While the Rahman doctrine still animates much of Indian foreign policy, it also empowered several innovative doctrines: from Shankar-Ehsaan-Loy’s sophisticated coalitional cosmopolitanism, to the popularisation of Indian folk music through the specialist device of item numbers, and to the dogmatic, relentless nasality of Himesh Reshammiya. The definitive post-Rahman doctrine is still a work in progress: but it is abundantly clear that all these schools both advocate and reflect an India spreading its influence far from its own shores. If Shankar-Ehsaan-Loy is about embracing globalisation and expanding India’s soft power, it is Himesh Reshammiya that stands for a more than minimum credible deterrence. Between the two they allow a thousand home-grown item numbers to flourish.

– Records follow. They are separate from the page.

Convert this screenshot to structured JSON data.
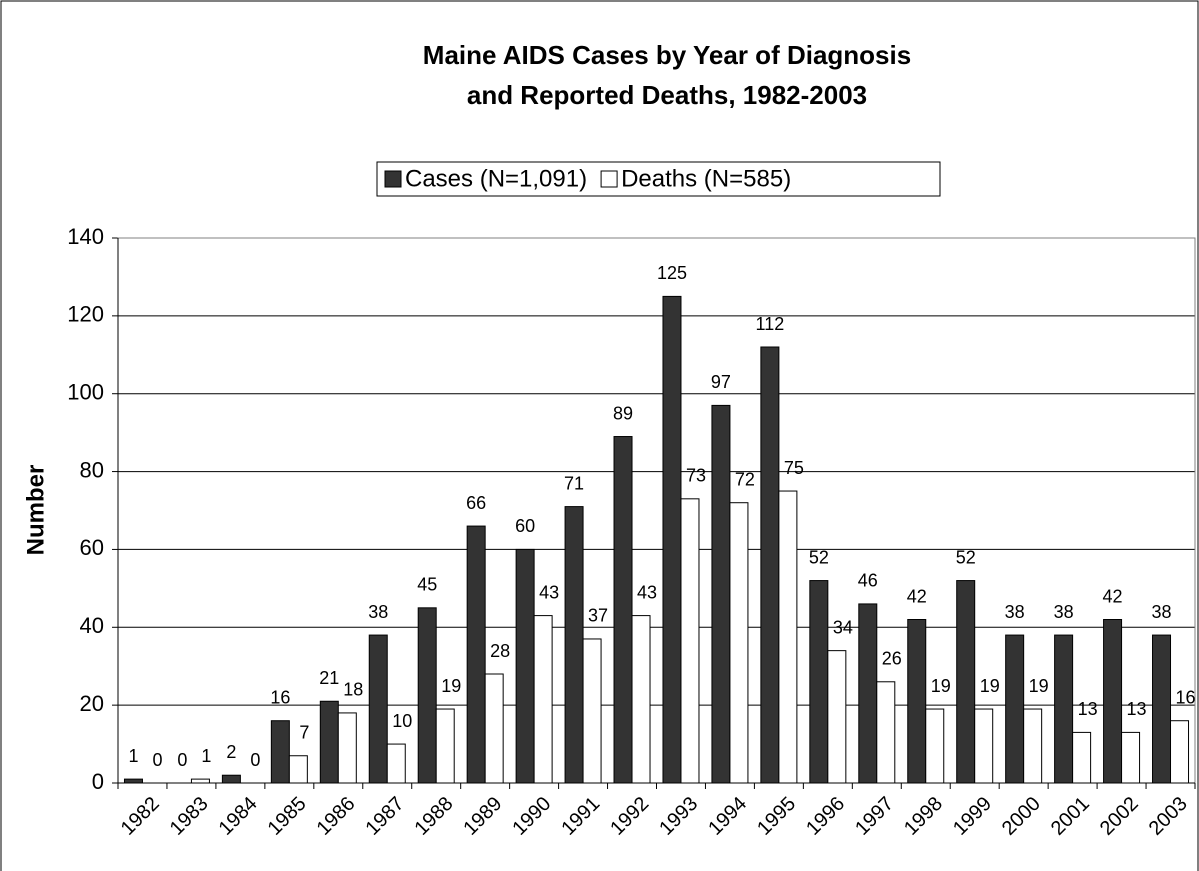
{
  "chart_data": {
    "type": "bar",
    "title": "Maine AIDS Cases by Year of Diagnosis",
    "subtitle": "and Reported Deaths, 1982-2003",
    "y_label": "Number",
    "categories": [
      "1982",
      "1983",
      "1984",
      "1985",
      "1986",
      "1987",
      "1988",
      "1989",
      "1990",
      "1991",
      "1992",
      "1993",
      "1994",
      "1995",
      "1996",
      "1997",
      "1998",
      "1999",
      "2000",
      "2001",
      "2002",
      "2003"
    ],
    "series": [
      {
        "name": "Cases (N=1,091)",
        "color": "#333333",
        "values": [
          1,
          0,
          2,
          16,
          21,
          38,
          45,
          66,
          60,
          71,
          89,
          125,
          97,
          112,
          52,
          46,
          42,
          52,
          38,
          38,
          42,
          38
        ]
      },
      {
        "name": "Deaths (N=585)",
        "color": "#ffffff",
        "values": [
          0,
          1,
          0,
          7,
          18,
          10,
          19,
          28,
          43,
          37,
          43,
          73,
          72,
          75,
          34,
          26,
          19,
          19,
          19,
          13,
          13,
          16
        ]
      }
    ],
    "ylim": [
      0,
      140
    ],
    "yticks": [
      0,
      20,
      40,
      60,
      80,
      100,
      120,
      140
    ],
    "grid": true,
    "legend": "top"
  }
}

The attitude towards item numbers, perhaps, best demonstrates the attitudes towards realism. At one time item numbers were almost solely picturised on Helen, an actress who was always The Vamp. Today item numbers are picturised on the hottest stars, and doing an item number well is often a ticket to fame and fortune. In Helen’s days, the item number was seen as a necessary evil and projected as immoral. Today it is mostly celebrated. Yet, even today, item numbers constitute only five minutes of the entire 30 minute album, suggesting that there are limits to the acceptance of realist prescriptions in the foreign policy mix. That may well be the lesson for students of foreign policy.